The American Medical Association (AMA) Board of Delegates approved a policy calling on payers to reimburse for the drug regadenoson (Lexiscan) and not to employ payment policies that push for cardiologists to change the drug they use for pharmacologic stress for one that is considered less safe. The policy was adopted at the AMA 2022 meeting last week.
Many cardiologists prefer to use regadenoson as a vasodilator for pharmacologic stress test imaging as opposed to adenosine. Regadenoson is usually used as a pharmacologic stress agent for radionuclide myocardial perfusion imaging (MPI) in patients unable to undergo adequate exercise stress. In positron emission tomography (PET), pharmacologic stress is the only way cardiac patients can be imaged under stress because of the 75 second half life of the standard radiotracer used.
There are fewer patient side effects from regadenoson that can lead to admissions, and it is easier to administer via string rather than IV bolus. However, many payers will not reimburse the higher cost of the drug agent.
The new policy, adopted by the AMA House of Delegates, calls for insurance payers to cover the reimbursement costs of the more expensive drug, because it can save money downstream if a patient has complications and is a better drug for patient care.
"It is faster, easier to use, has less side effects and has less of a chance for complications, such as bradycardia or asthma attacks, but it costs more," explained Stephen Bloom, MD, director of clinical research, Midwest Heart and Vascular Specialists, Overland, Kansas, and an AMA delegate from the American Society of Nuclear Cardiology (ASNC).
The New York delegation brought the resolution to the floor of the AMA because the reimbursement for regadenoson is lower than the actual cost of the drug itself.
"It essentially was a disincentive from the payers in attempts to push us to use adenosine instead of regadenoson," explained Nishant Shah, MD, assistant professor of medicine, Brown University, and an ASNC AMA delegate. "From our point of view, this is not a test substitution, but it is a drug substitution on the part of the payers through a sort of back-door mechanism. This started with regadenoson, but it is really about the notion that all drugs should be reimbursed at a minimum at cost, as opposed to being purposeful reimbursed at a lower rate to drive clinicians to select other drugs."
Bloom said he had run into similar issues at hospitals he works at in Kansas City, where to save money the pharmacy was asking the cardiologists to switch to adenosine.

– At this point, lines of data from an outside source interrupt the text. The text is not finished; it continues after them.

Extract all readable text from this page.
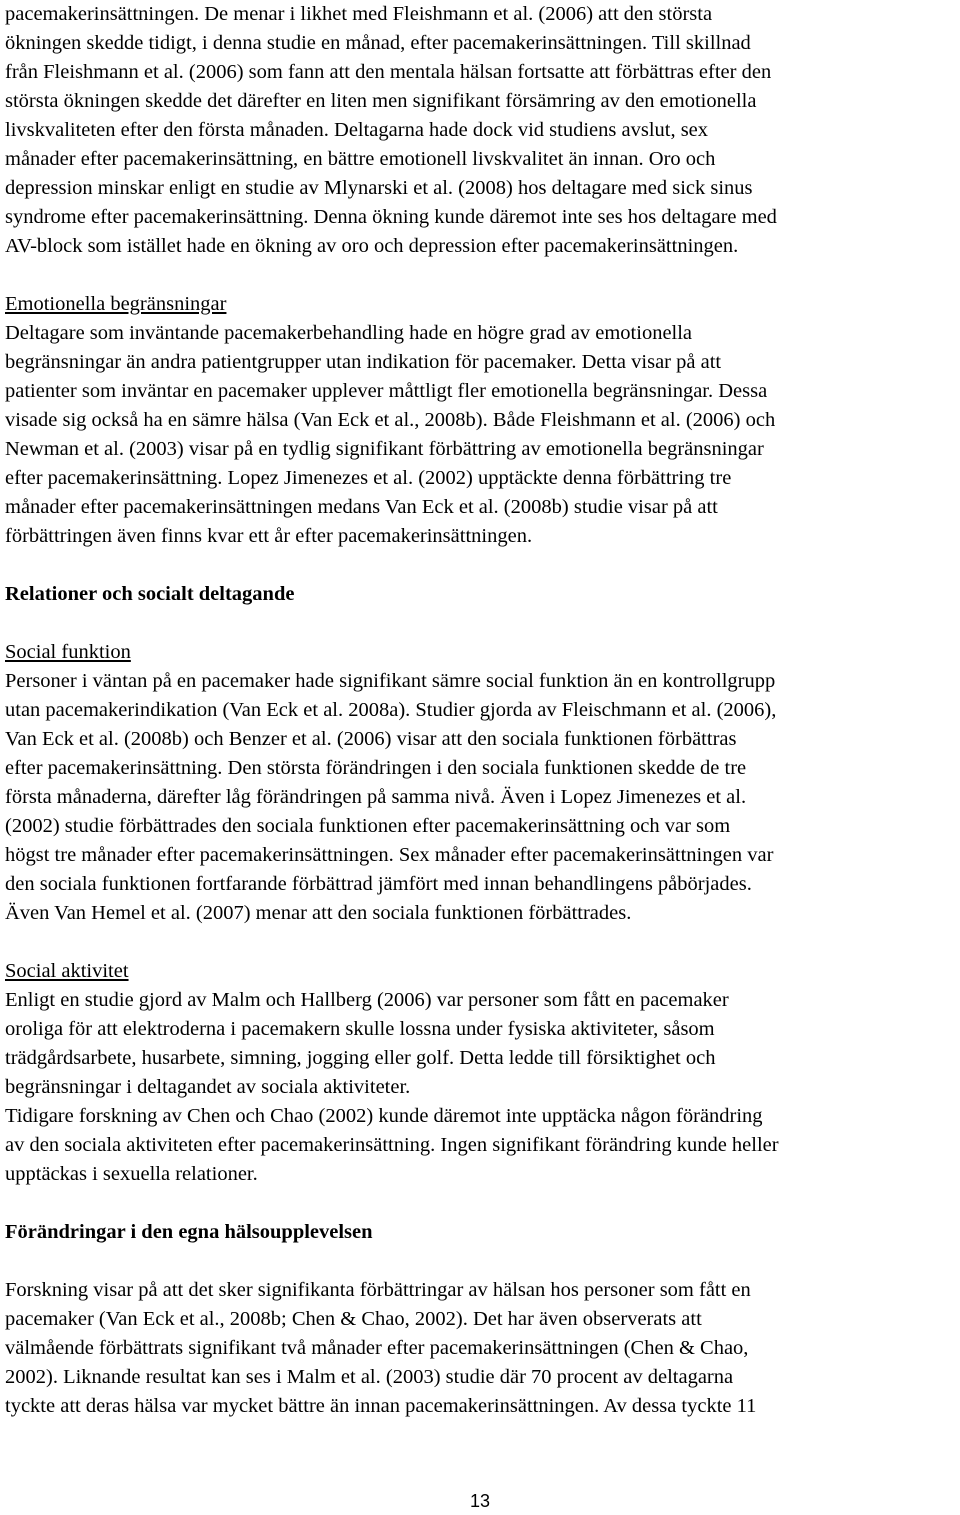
pacemakerinsättningen. De menar i likhet med Fleishmann et al. (2006) att den största
ökningen skedde tidigt, i denna studie en månad, efter pacemakerinsättningen. Till skillnad
från Fleishmann et al. (2006) som fann att den mentala hälsan fortsatte att förbättras efter den
största ökningen skedde det därefter en liten men signifikant försämring av den emotionella
livskvaliteten efter den första månaden. Deltagarna hade dock vid studiens avslut, sex
månader efter pacemakerinsättning, en bättre emotionell livskvalitet än innan. Oro och
depression minskar enligt en studie av Mlynarski et al. (2008) hos deltagare med sick sinus
syndrome efter pacemakerinsättning. Denna ökning kunde däremot inte ses hos deltagare med
AV-block som istället hade en ökning av oro och depression efter pacemakerinsättningen.

Emotionella begränsningar

Deltagare som inväntande pacemakerbehandling hade en högre grad av emotionella
begränsningar än andra patientgrupper utan indikation för pacemaker. Detta visar på att
patienter som inväntar en pacemaker upplever måttligt fler emotionella begränsningar. Dessa
visade sig också ha en sämre hälsa (Van Eck et al., 2008b). Både Fleishmann et al. (2006) och
Newman et al. (2003) visar på en tydlig signifikant förbättring av emotionella begränsningar
efter pacemakerinsättning. Lopez Jimenezes et al. (2002) upptäckte denna förbättring tre
månader efter pacemakerinsättningen medans Van Eck et al. (2008b) studie visar på att
förbättringen även finns kvar ett år efter pacemakerinsättningen.

Relationer och socialt deltagande

Social funktion

Personer i väntan på en pacemaker hade signifikant sämre social funktion än en kontrollgrupp
utan pacemakerindikation (Van Eck et al. 2008a). Studier gjorda av Fleischmann et al. (2006),
Van Eck et al. (2008b) och Benzer et al. (2006) visar att den sociala funktionen förbättras
efter pacemakerinsättning. Den största förändringen i den sociala funktionen skedde de tre
första månaderna, därefter låg förändringen på samma nivå. Även i Lopez Jimenezes et al.
(2002) studie förbättrades den sociala funktionen efter pacemakerinsättning och var som
högst tre månader efter pacemakerinsättningen. Sex månader efter pacemakerinsättningen var
den sociala funktionen fortfarande förbättrad jämfört med innan behandlingens påbörjades.
Även Van Hemel et al. (2007) menar att den sociala funktionen förbättrades.

Social aktivitet

Enligt en studie gjord av Malm och Hallberg (2006) var personer som fått en pacemaker
oroliga för att elektroderna i pacemakern skulle lossna under fysiska aktiviteter, såsom
trädgårdsarbete, husarbete, simning, jogging eller golf. Detta ledde till försiktighet och
begränsningar i deltagandet av sociala aktiviteter.

Tidigare forskning av Chen och Chao (2002) kunde däremot inte upptäcka någon förändring
av den sociala aktiviteten efter pacemakerinsättning. Ingen signifikant förändring kunde heller
upptäckas i sexuella relationer.

Förändringar i den egna hälsoupplevelsen

Forskning visar på att det sker signifikanta förbättringar av hälsan hos personer som fått en
pacemaker (Van Eck et al., 2008b; Chen & Chao, 2002). Det har även observerats att
välmående förbättrats signifikant två månader efter pacemakerinsättningen (Chen & Chao,
2002). Liknande resultat kan ses i Malm et al. (2003) studie där 70 procent av deltagarna
tyckte att deras hälsa var mycket bättre än innan pacemakerinsättningen. Av dessa tyckte 11

13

He said the cardiologists resisted this effort because there are good reasons to use the more expensive agent.
"It's not always about saving money, it's about using an agent that is easier to use and has less chances of complications," Bloom said. "I feel a lot better using a drug that is safer."
He noted it also takes less staff and procedure time to administer regadenoson.

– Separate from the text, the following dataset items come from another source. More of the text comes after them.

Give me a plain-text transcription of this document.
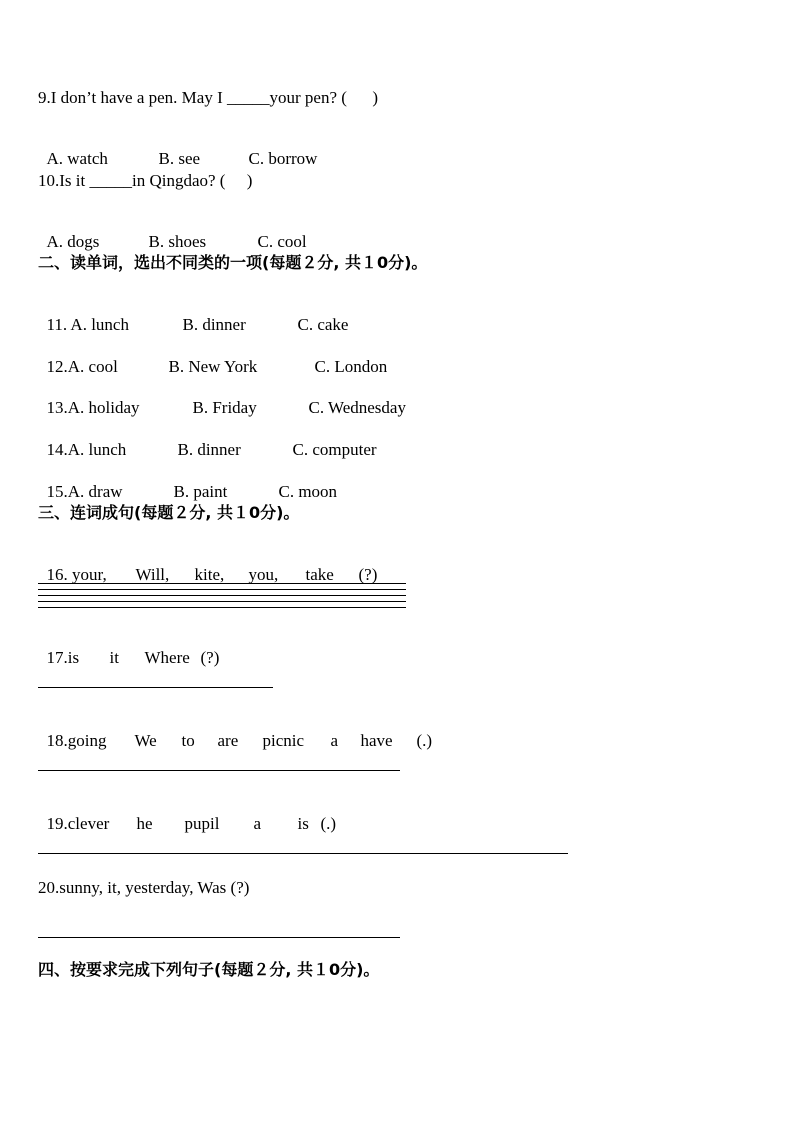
9.I don’t have a pen. May I _____your pen? (      )

A. watch	B. see	C. borrow

10.Is it _____in Qingdao? (     )

A. dogs	B. shoes	C. cool

二、读单词，选出不同类的一项(每题２分, 共１0分)。

11. A. lunch	B. dinner	C. cake

12.A. cool	B. New York	C. London

13.A. holiday	B. Friday	C. Wednesday

14.A. lunch	B. dinner	C. computer

15.A. draw	B. paint	C. moon

三、连词成句(每题２分, 共１0分)。

16. your, Will, kite, you, take (?)

17.is it Where (?)

18.going We to are picnic a have (.)

19.clever he pupil a is (.)

20.sunny, it, yesterday, Was (?)
四、按要求完成下列句子(每题２分, 共１0分)。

"What a pharmacist advocating for a change like this may not understand based on a cost-benefit analysis is that there are costs associated with the complications, and that mitigates some of the cost difference," explained Shah.
He said this is more pronounced if a center is performing a lot of cardiac exams and sees more complications over time as a result.

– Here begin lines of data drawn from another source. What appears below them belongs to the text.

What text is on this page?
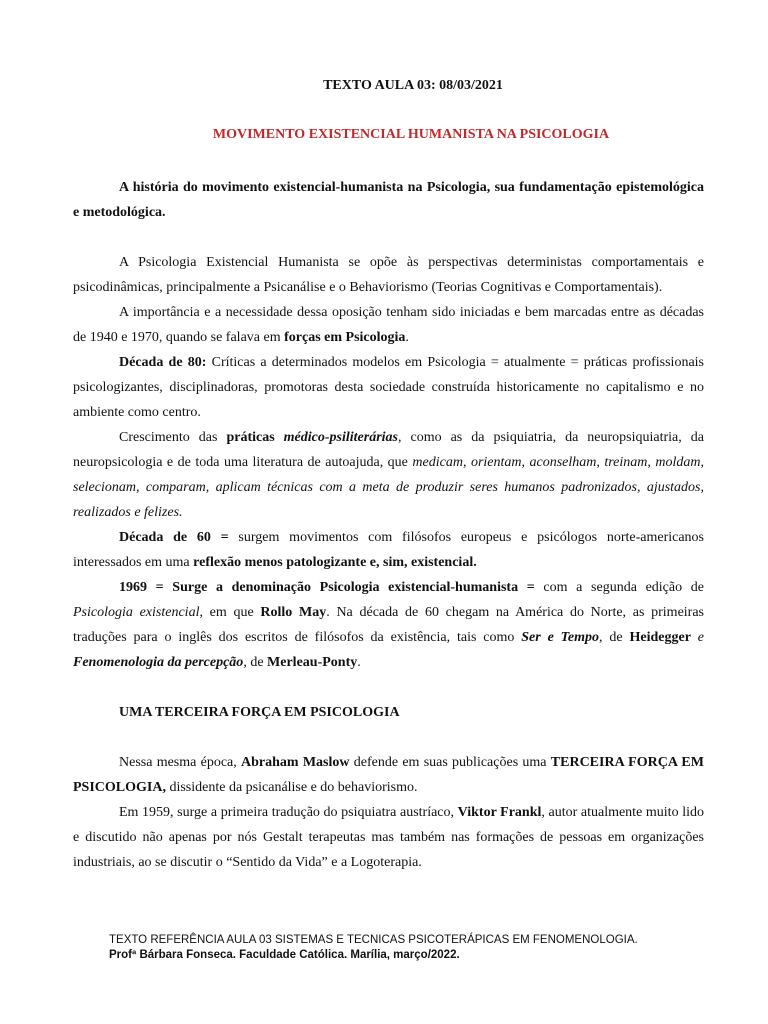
TEXTO AULA 03: 08/03/2021
MOVIMENTO EXISTENCIAL HUMANISTA NA PSICOLOGIA

A história do movimento existencial-humanista na Psicologia, sua fundamentação epistemológica e metodológica.

A Psicologia Existencial Humanista se opõe às perspectivas deterministas comportamentais e psicodinâmicas, principalmente a Psicanálise e o Behaviorismo (Teorias Cognitivas e Comportamentais).

A importância e a necessidade dessa oposição tenham sido iniciadas e bem marcadas entre as décadas de 1940 e 1970, quando se falava em forças em Psicologia.

Década de 80: Críticas a determinados modelos em Psicologia = atualmente = práticas profissionais psicologizantes, disciplinadoras, promotoras desta sociedade construída historicamente no capitalismo e no ambiente como centro.

Crescimento das práticas médico-psiliterárias, como as da psiquiatria, da neuropsiquiatria, da neuropsicologia e de toda uma literatura de autoajuda, que medicam, orientam, aconselham, treinam, moldam, selecionam, comparam, aplicam técnicas com a meta de produzir seres humanos padronizados, ajustados, realizados e felizes.

Década de 60 = surgem movimentos com filósofos europeus e psicólogos norte-americanos interessados em uma reflexão menos patologizante e, sim, existencial.

1969 = Surge a denominação Psicologia existencial-humanista = com a segunda edição de Psicologia existencial, em que Rollo May. Na década de 60 chegam na América do Norte, as primeiras traduções para o inglês dos escritos de filósofos da existência, tais como Ser e Tempo, de Heidegger e Fenomenologia da percepção, de Merleau-Ponty.

UMA TERCEIRA FORÇA EM PSICOLOGIA

Nessa mesma época, Abraham Maslow defende em suas publicações uma TERCEIRA FORÇA EM PSICOLOGIA, dissidente da psicanálise e do behaviorismo.

Em 1959, surge a primeira tradução do psiquiatra austríaco, Viktor Frankl, autor atualmente muito lido e discutido não apenas por nós Gestalt terapeutas mas também nas formações de pessoas em organizações industriais, ao se discutir o “Sentido da Vida” e a Logoterapia.

TEXTO REFERÊNCIA AULA 03 SISTEMAS E TECNICAS PSICOTERÁPICAS EM FENOMENOLOGIA.
Profª Bárbara Fonseca. Faculdade Católica. Marília, março/2022.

"The main issue is that we do not want to see a third-party payer influencing clinical decision-making around what is best for that specific patient at that particular time," Shah said. "The resolution was really just a gateway for AMA to discuss this issue, and regadenoson and adenosine were just the examples brought forward for the discussion by the New York delegation."
Challenges in cardiac telemedicine discussed at AMA
There was also discussion of telemedicine at the cardiovascular medicine council meeting at AMA, made up of delegates from the cardiovascular subspecialties. A primary discussion centered on issues involving cross-state licensing of cardiologists who are using telemedicine to speak with physicians in neighboring states. This is an issue frequently seen at hospitals in larger border cities, or closely packed regions like New England, where many patients from Maine, New Hampshire and Vermont often are treated by specialists at hospitals in Boston, Massachusetts.
"We learned a lot about telemedicine use during the pandemic, and there are a lot of issues centered around licensing and regulations," Shah explained. "I don't think we have come to any sort of consensus yet on these issues as a specialty in cardiology or in the AMA House of Medicine."
Shah said licensing also becomes a problem when patients travel to second homes in other states during the winter. He said many patients want to have telehealth consultations with him who are physically out of state. "There are patients who want have a telehealth visit specifically with me, but there are questions whether or not I can actually treat that patient when they are physically located in Florida," Shah said.
No resolution was put forward at the 2022 AMA meeting, but Shah expects this will be a subject of discussion and further policies at future AMA meetings.